The wiring SHOULD have a label printed on it that displays what size it is, like 10/3 or 8/3.

Be carefuly using your amp meter - most simple at-home meters are limited to 10A or less - just a heads up.
-Kevin
 
Kevin - Thanks for the heads up. Yes, I am missing the neutral plug on the dryer outlet. Guess I need to start looking at rigging up a spa panel then. Going to talk it over with some guys in my HB club who are interested in going electric as well.
 
I rent as well but I have plenty of room in the panel and think I can throw in a 50A breaker and run a line to a spa panel without too much alteration to the main. As Mike Holmes says - do it right. Go with a new breaker and get all 4 wires to your brewing setup.
-Kevin
 
Luckily my panel is in my garage, where I planned to leave my brew structure. Just saw your post on running a 50A and two elements simultaneously. I was curious to know why you need to run two burners at once?
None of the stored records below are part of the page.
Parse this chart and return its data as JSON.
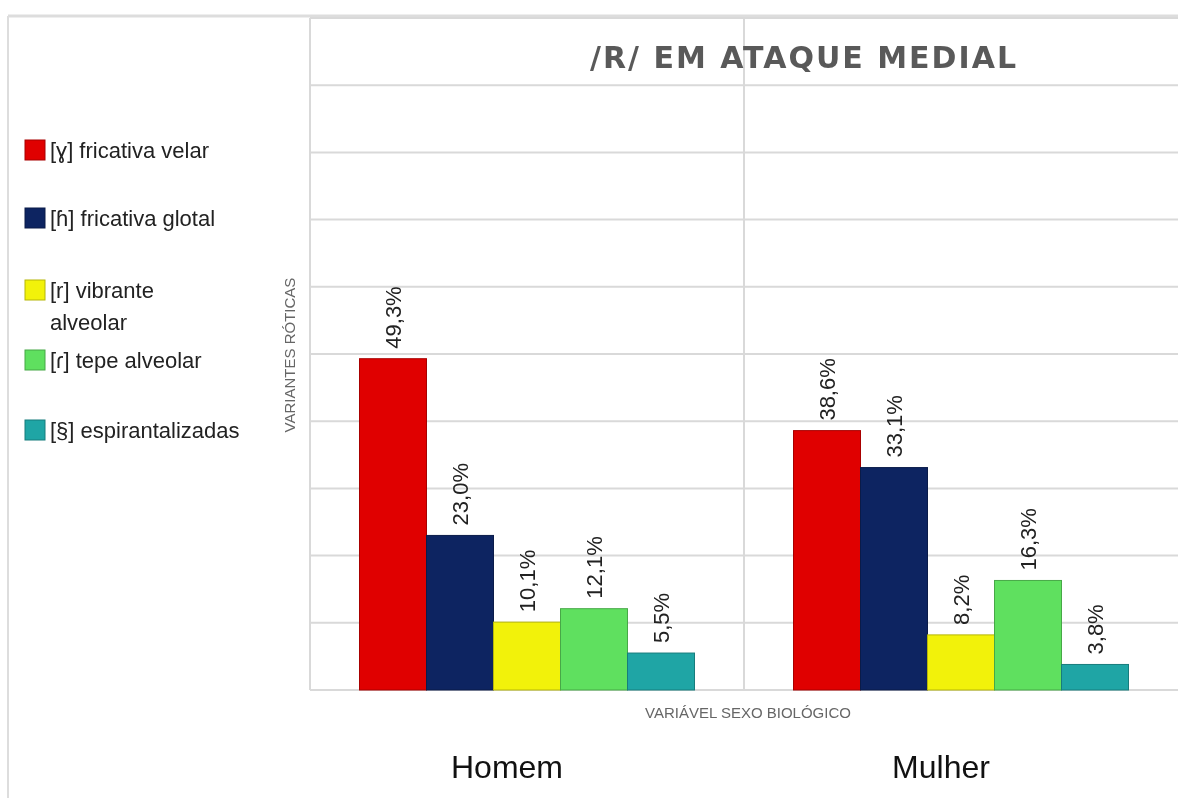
{
  "chart_data": {
    "type": "bar",
    "title": "/R/ EM ATAQUE MEDIAL",
    "xlabel": "VARIÁVEL SEXO BIOLÓGICO",
    "ylabel": "VARIANTES RÓTICAS",
    "categories": [
      "Homem",
      "Mulher"
    ],
    "series": [
      {
        "name": "[ɣ] fricativa velar",
        "color": "#e00000",
        "values": [
          49.3,
          38.6
        ],
        "value_labels": [
          "49,3%",
          "38,6%"
        ]
      },
      {
        "name": "[ɦ] fricativa glotal",
        "color": "#0d2461",
        "values": [
          23.0,
          33.1
        ],
        "value_labels": [
          "23,0%",
          "33,1%"
        ]
      },
      {
        "name": "[r] vibrante alveolar",
        "color": "#f2f20a",
        "values": [
          10.1,
          8.2
        ],
        "value_labels": [
          "10,1%",
          "8,2%"
        ]
      },
      {
        "name": "[ɾ] tepe alveolar",
        "color": "#5fe05f",
        "values": [
          12.1,
          16.3
        ],
        "value_labels": [
          "12,1%",
          "16,3%"
        ]
      },
      {
        "name": "[§] espirantalizadas",
        "color": "#1fa5a5",
        "values": [
          5.5,
          3.8
        ],
        "value_labels": [
          "5,5%",
          "3,8%"
        ]
      }
    ],
    "ylim": [
      0,
      100
    ],
    "yticks": [
      {
        "value": 0,
        "label": null
      },
      {
        "value": 10,
        "label": null
      },
      {
        "value": 20,
        "label": null
      },
      {
        "value": 30,
        "label": null
      },
      {
        "value": 40,
        "label": null
      },
      {
        "value": 50,
        "label": null
      },
      {
        "value": 60,
        "label": null
      },
      {
        "value": 70,
        "label": null
      },
      {
        "value": 80,
        "label": null
      },
      {
        "value": 90,
        "label": null
      },
      {
        "value": 100,
        "label": null
      }
    ],
    "grid": "y",
    "legend": "left",
    "tick_labels": "x"
  }
}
Wouldn't the water in the HLT be heated up for the HERMS? What other water would you need to be heating? I understand the possibility of doing two brews, but if you're only doing one why do you need to head two bodies of water? HLT is holding water at say 163 to heat the HERMS coil, which is heating the wort, which is recirculating via a pump back into the sparge arm. Correct?
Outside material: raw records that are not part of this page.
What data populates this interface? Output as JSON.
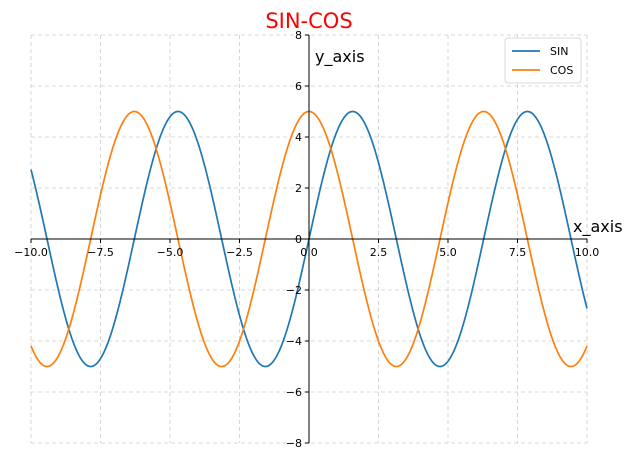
{
  "chart_data": {
    "type": "line",
    "title": "SIN-COS",
    "xlabel": "x_axis",
    "ylabel": "y_axis",
    "xlim": [
      -10,
      10
    ],
    "ylim": [
      -8,
      8
    ],
    "x_ticks": [
      "−10.0",
      "−7.5",
      "−5.0",
      "−2.5",
      "0.0",
      "2.5",
      "5.0",
      "7.5",
      "10.0"
    ],
    "y_ticks": [
      "−8",
      "−6",
      "−4",
      "−2",
      "0",
      "2",
      "4",
      "6",
      "8"
    ],
    "grid": true,
    "legend_position": "top-right",
    "series": [
      {
        "name": "SIN",
        "function": "5*sin(x)",
        "color": "#1f77b4"
      },
      {
        "name": "COS",
        "function": "5*cos(x)",
        "color": "#ff7f0e"
      }
    ],
    "title_color": "#ff0000"
  }
}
Also, I am looking to start slowly acquiring pieces as this build will definitely take time and money. Will the SSR and PID's be the same regardless of the batch size and power I will be running? I was looking at ordering these parts, but want to make sure it is the smart move to do.
 
My thought on two elements, other than back-to-back brews - if you mash in the 130-160 range and don't raise the temperature of your HLT for mash-out, but want to sparge closer to 170 you have a period of time where you're waiting for the HLT to heat with nothing going on. If the BK had some hot water to boost the temp in the HLT you could go to sparging quicker.
Maybe it's much ado about nothing, but at least having the option to run both simultaneously seems worth while... not to threadjack your question into mine.
 
SSRs are rated on amperage so make sure you get the right one for your setup. Best I can tell, PIDs have voltage and amperage ratings as well as ratings on what they can or cannot control. The guys over in the Automation thread have some good info.
-Kevin
 
I'll check them out. Any idea on what size kettles you are looking to grab? Has anyone used Bayou Classic Kettles with good results?
 
I have a 15gal sanke keg for the BK, a 10 gal rubbermaid round cooler for the MLT, and the HLT is TBD. I'd like to get another sanke for some degree of symmetry.
 
an option I would suggest is to build a completely 240v control panel and plug your pumps directly into 120v wall outlets. That way you would not have to deal with neutral loads on your existing 3 wire 240v circuit.
 
BadNewsBrewery - do you get boil over often using the sanke kegs? I was thinking about doing a similar set up, but I feel I'd get boil over all the time. I have 11 gallon kettle that I make 5 gallon batches in now and get close boil overs right now and that is 120% bigger then batch size compared to only 50% bigger then batch size. I do not really want to have to use campden (sp?) tablets.

grandqueso - is the a build that resembles this set up? I am a visual person and would have to see what it entails. Would it be possible to incorporate the setup PID's?
 
I've never come close to boil over in the 15 gallon sanke keg with a 5 gallon batch. I've done 10 gallon batches that need to be watched but not terrible.

As for the 3 vs 4 wire setup, doesn't a GFCI breaker require a neutral to properly trip?
 
Yes you need a neutral for the gfci to work. technically a three wire dryer recept is ungrounded. you could wire into it for your pumps, I just prefer to keep away from adding neutral loads on a ungrounded system.